Sie wurde zur „Roten
Gräfin“, weil sie in den Kommunisten die einzigen Verbündeten fand, die
wirklich gegen Hitler aktiv waren. Später im Krieg verlor sie als aktive
Widerstandskämpferin fast ihren gesamten Freundeskreis, da die meisten im Zuge des
Attentatsversuches vom 20. Juli 1944 hingerichtet wurden. Es grenzt an ein
Wunder, daß Marion Dönhoff nicht nur Hitlers Rache überlebte, sondern später
auch noch wohlbehalten zu Pferde nach einem 1200 Kilometer langen und sechs Wochen
andauernden Ritt bei arktischen Temperaturen bei den Grafen von Metternich auf
dem Wasserschloss in Vinsebeck bei Steinheim (Westfalen) ankam.
Als ZEIT-Chefin führte sie
später die Tradition ein Themen zur Diskussion zu stellen. Es wurden dann zwei
konträre Meinungen veröffentlicht, so daß sich der Leser aufgrund der seriös
redigierten Kommentare selbst eine Meinung bilden konnte.

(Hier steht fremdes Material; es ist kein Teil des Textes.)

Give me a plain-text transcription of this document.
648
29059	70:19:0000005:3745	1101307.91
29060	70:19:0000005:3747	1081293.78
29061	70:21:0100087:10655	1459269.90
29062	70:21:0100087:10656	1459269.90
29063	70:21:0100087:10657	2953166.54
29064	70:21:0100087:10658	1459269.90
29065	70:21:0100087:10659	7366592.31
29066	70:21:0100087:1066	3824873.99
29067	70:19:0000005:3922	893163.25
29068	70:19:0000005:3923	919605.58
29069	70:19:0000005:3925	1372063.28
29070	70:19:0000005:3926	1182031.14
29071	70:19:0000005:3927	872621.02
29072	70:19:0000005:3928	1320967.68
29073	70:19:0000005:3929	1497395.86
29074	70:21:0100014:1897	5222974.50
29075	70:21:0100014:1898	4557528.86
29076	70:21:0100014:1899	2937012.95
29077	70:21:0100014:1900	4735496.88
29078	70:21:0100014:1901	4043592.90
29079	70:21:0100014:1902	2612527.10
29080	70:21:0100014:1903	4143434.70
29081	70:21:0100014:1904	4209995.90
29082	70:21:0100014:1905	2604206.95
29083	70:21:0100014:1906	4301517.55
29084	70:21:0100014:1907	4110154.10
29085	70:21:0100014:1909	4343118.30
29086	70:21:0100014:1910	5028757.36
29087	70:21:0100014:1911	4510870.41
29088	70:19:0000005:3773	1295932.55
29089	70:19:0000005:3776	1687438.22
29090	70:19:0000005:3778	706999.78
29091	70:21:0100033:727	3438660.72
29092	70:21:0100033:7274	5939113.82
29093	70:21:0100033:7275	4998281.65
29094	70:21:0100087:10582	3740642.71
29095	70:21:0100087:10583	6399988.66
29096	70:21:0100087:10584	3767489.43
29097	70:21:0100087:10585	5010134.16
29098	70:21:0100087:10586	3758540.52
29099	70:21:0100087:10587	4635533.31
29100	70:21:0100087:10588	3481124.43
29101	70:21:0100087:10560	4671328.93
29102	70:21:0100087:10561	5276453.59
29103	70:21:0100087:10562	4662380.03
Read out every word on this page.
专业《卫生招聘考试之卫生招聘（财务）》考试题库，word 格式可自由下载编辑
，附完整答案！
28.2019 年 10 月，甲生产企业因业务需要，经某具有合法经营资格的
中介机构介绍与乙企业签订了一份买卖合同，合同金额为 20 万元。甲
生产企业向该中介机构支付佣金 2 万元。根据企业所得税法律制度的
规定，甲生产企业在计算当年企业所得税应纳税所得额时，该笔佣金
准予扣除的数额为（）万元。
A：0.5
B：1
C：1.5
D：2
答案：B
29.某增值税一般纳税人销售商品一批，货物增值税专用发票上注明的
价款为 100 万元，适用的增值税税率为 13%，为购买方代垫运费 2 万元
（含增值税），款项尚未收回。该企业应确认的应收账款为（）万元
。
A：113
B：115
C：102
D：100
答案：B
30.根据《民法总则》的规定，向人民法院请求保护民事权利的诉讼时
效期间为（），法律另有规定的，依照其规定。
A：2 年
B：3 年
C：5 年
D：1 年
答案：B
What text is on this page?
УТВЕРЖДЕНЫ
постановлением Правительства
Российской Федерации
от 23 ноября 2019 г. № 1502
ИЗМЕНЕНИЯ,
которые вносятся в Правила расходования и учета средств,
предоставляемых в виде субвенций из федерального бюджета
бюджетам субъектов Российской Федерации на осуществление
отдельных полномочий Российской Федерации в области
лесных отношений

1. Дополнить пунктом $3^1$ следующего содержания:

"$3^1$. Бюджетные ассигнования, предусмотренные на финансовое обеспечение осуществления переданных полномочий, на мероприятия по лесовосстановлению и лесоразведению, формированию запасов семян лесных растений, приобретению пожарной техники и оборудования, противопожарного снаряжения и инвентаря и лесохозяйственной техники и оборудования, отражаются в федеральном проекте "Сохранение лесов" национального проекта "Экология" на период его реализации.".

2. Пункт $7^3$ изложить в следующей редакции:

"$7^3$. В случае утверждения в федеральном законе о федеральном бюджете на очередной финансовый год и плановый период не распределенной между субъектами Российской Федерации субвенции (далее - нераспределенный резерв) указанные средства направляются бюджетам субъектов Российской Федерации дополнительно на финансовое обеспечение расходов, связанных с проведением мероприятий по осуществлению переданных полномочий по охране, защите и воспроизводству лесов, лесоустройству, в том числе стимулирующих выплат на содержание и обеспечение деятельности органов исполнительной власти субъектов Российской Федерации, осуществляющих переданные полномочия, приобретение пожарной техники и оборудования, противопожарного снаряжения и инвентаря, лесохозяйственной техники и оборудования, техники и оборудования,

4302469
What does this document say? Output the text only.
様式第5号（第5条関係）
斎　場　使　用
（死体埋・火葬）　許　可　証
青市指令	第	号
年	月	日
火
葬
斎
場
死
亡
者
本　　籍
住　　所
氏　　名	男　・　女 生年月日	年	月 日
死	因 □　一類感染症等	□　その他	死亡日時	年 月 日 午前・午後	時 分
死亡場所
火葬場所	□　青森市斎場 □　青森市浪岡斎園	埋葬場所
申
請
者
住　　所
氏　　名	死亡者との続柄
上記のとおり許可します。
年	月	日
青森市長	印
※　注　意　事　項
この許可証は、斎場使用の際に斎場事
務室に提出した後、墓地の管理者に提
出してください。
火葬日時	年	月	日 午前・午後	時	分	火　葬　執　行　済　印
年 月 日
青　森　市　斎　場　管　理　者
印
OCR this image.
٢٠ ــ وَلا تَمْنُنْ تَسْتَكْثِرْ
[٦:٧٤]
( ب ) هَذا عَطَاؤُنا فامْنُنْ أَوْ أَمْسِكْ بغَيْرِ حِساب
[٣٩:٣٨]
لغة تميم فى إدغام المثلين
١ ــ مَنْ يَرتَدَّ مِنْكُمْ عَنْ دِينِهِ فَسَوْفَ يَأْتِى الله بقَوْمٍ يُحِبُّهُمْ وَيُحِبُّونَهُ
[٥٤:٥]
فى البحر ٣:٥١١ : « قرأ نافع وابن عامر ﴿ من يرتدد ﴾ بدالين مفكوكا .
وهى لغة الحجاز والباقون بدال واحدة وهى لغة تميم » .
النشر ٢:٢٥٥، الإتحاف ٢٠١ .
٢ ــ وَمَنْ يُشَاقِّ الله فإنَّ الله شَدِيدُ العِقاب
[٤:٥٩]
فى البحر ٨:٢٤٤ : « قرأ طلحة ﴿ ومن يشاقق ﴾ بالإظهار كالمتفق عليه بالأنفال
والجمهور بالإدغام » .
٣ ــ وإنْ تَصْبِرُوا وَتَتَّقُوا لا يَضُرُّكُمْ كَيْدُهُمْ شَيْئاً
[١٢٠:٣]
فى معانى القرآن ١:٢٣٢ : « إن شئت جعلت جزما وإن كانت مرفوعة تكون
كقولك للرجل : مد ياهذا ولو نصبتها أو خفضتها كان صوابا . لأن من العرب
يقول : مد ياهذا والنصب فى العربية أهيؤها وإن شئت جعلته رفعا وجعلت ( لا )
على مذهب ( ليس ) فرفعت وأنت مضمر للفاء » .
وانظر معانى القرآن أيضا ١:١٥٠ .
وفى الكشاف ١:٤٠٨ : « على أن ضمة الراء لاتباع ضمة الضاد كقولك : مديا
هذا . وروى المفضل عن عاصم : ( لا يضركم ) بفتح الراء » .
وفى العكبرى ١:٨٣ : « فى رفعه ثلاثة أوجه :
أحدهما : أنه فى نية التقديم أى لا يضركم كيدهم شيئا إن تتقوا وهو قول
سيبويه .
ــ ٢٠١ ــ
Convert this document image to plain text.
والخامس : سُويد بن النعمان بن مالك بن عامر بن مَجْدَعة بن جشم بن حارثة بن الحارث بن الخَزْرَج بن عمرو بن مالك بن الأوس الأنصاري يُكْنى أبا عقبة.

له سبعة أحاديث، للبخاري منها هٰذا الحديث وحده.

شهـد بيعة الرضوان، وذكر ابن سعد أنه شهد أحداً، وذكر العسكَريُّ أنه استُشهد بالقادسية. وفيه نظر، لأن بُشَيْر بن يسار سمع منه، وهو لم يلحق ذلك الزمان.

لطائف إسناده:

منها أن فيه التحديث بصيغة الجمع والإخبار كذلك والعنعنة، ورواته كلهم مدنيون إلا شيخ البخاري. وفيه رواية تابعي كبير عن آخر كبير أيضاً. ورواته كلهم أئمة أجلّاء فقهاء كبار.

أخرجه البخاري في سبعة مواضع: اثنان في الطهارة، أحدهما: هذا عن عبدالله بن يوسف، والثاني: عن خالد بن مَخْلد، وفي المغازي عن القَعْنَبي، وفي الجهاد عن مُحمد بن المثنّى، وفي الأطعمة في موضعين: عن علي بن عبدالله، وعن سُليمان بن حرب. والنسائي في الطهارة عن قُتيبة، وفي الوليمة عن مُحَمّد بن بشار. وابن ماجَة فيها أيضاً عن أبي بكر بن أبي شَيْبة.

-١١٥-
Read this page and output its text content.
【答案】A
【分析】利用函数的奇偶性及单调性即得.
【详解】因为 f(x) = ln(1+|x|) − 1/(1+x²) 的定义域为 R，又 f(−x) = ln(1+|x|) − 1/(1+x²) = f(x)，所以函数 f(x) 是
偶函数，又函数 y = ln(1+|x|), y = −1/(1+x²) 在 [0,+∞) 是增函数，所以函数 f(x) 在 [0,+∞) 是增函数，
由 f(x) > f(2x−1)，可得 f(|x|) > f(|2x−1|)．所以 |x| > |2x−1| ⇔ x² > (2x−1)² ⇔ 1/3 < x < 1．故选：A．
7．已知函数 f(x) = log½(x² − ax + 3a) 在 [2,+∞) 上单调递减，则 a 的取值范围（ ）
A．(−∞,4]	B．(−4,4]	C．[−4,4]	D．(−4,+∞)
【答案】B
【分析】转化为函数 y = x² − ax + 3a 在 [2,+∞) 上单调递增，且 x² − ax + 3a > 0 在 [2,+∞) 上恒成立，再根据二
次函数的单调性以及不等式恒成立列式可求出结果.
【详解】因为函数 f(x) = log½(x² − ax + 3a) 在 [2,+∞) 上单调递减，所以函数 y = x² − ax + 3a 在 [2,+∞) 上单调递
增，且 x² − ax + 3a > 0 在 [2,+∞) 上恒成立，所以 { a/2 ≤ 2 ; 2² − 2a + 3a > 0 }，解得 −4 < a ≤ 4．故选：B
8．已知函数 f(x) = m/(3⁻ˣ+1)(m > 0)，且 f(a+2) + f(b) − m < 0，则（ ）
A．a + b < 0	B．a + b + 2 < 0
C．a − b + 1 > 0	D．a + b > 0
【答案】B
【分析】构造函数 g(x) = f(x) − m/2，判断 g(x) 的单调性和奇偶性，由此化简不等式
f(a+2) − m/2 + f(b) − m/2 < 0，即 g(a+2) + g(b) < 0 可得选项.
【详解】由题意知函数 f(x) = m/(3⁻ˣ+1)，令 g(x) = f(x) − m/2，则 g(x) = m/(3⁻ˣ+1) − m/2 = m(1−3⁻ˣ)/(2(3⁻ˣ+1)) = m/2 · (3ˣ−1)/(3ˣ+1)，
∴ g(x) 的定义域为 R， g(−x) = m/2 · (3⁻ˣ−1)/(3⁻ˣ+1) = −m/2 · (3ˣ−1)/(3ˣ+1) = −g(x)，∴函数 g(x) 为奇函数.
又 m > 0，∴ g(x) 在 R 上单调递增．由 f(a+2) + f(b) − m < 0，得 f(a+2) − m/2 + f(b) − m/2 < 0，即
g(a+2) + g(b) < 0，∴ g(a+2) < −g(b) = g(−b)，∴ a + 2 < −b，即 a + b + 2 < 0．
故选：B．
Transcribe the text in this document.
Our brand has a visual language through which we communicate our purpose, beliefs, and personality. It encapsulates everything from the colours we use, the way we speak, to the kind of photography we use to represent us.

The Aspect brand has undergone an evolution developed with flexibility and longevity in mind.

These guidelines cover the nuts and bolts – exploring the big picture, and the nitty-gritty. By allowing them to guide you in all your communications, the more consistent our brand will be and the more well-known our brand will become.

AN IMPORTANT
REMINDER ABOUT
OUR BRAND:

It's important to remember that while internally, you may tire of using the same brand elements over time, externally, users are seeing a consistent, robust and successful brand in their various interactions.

Damals. Es gab noch kein Internet,
kein RTL-II und keine Smartphones. Das Bildungsbürgertum LAS tatsächlich die
ZEIT, nahm sich die Zeit dafür. Man rätselte eine Woche an dem legendären
ZEIT-Rätsel und diskutierte die politischen Artikel.
Inzwischen ist die ZEIT
ein Teil des Holtzbrinck-Konzerns, die Artikel werden immer kürzer und dafür
poppig bunt illustriert. Der Chefredakteur ist ein katholischer Religiot.
Es kommt zwar immer noch
vor, daß ein Pro und ein Contra abgedruckt werden, aber insbesondere bei den
religiösen Themen der Rubrik „Glauben und Zweifeln“ wird nur oberflächlich
argumentiert und zu 95% eine sehr kirchenfreundliche Sicht eingenommen.
In der Regel wird gleich
einem Bischof der Platz überlassen.
Vielleicht hat sich das
Konzept der neutralen Herausgeberschaft, die sich Kolumnisten mit
unterschiedlichen Überzeugungen leistet auch einfach überholt.
Möglicherweise sind auch
die Themen nicht mehr kontrovers.
Marion Dönhoff schrieb
schon in den 1990er Jahren ihr bedeutendes Werk „Zivilisiert den Kapitalismus“ und
legte damals schon dar, was uns dann richtig offensichtlich 2008 mit der
Weltfinanzkrise ereilte.
Welche Gegenmeinung soll
man da noch einnehmen, wenn jemand so offensichtlich voll ins Schwarze
getroffen hat.
Bezweifelt denn noch
irgendeiner, daß den internationalen Spekulanten das Handwerk gelegt werden
muß? Ich würde dazu gern eine SERIÖSE Stellungnahme lesen, die mir erklärt
weswegen das Derivatehandeln und Spekulieren mit Lebensmitteln eigentlich sein
muß.
Es gibt auch Menschen, die
sich dafür einsetzen.
So schrieb CDU-Darling
Friedrich Merz, den heute noch fast die ganze Partei zurücksehnt, im Jahr 2008
sein Buch „Mehr Kapitalismus wagen“.
Wenn jemand so rechts
argumentiert, merkt man allerdings meistens sehr schnell wieso das so ist. In
Merz‘ Fall hängt das offenbar damit zusammen, daß er für den Hedgefonds „TCI“
arbeitet und persönlich damit sehr reich geworden ist.
Darauf läuft es fast immer
hinaus.
Wenn jemand etwas
offensichtlich Unsinniges beschließt, wie zum Beispiel den Merkel’schen
Freifahrtschein für CO2-verschleudernde schwere Limousinen, dann erfolgte dies
natürlich nicht aus Überzeugung, sondern auf Druck.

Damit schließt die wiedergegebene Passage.